Peut-être que le problème n’est pas le reflet, mais le miroir : la façon dont la société nous dit qu’il est possible de se regarder, de s’inventer.

Mariève Maréchale

La figure de « la » Minotaure constitue pour elle une image calme et apaisée, qui lui permet de travailler le langage à l’image de deux de ses inspirations, Nicole Brossard et Monique Wittig.
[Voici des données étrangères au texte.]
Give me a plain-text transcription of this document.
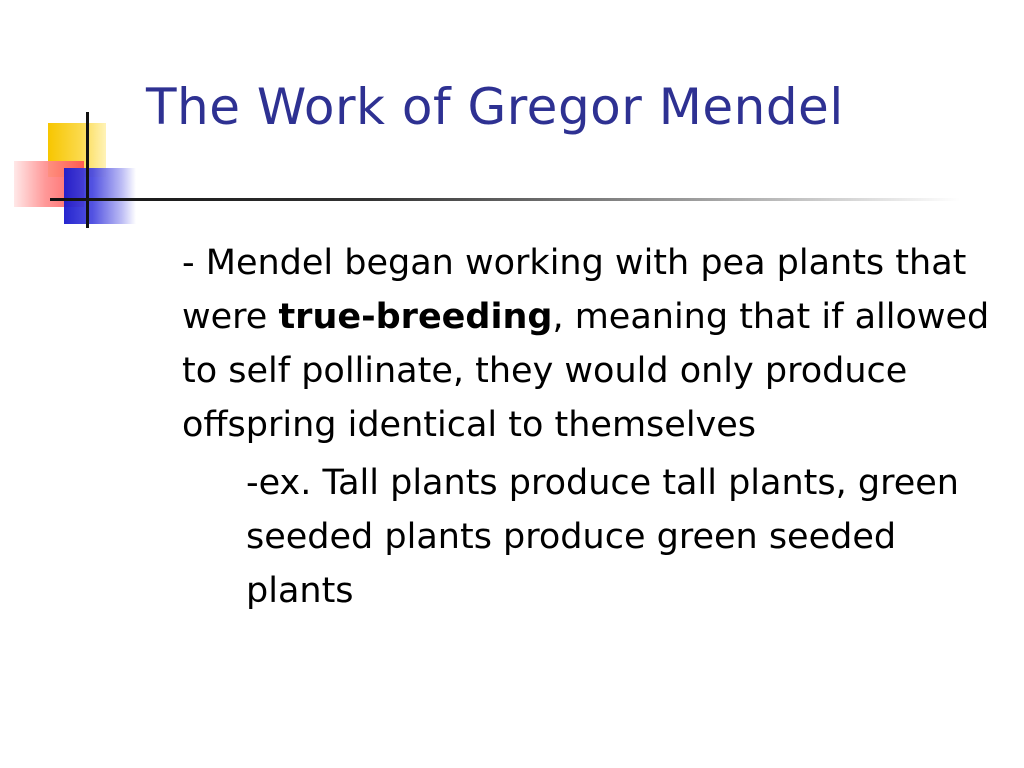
The Work of Gregor Mendel

- Mendel began working with pea plants that were true-breeding, meaning that if allowed to self pollinate, they would only produce offspring identical to themselves

-ex. Tall plants produce tall plants, green seeded plants produce green seeded plants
La Minotaure, Mariève Maréchale, Triptyque, janvier 2019

Résumé de l'éditeur : La Minotaure est un roman dans lequel une narratrice particulièrement terrifiée par l’idée de vivre témoigne de son enfance à travers des notes pour comprendre la source de ses effrois. La plupart de ses courts textes sont adressés à Maude, une amie décédée. Ce (faux) dialogue lui permet de tisser des liens entre son enfance et son âge adulte, et entre sa vie et sa mort qui, croit-elle, la guette à cause de cette tentation d’exister. C’est le récit d’une parole qui ose s’affirmer, d’une personne qui décide enfin d’exister à travers un nœud de violence patriarcale, blanche, impérialiste, de genre et de classe sociale qui l’étouffe, la transperce et l’invisibilise. C’est surtout l’histoire d’un millier de miroirs qui brisent sous une terrible impulsion à vivre.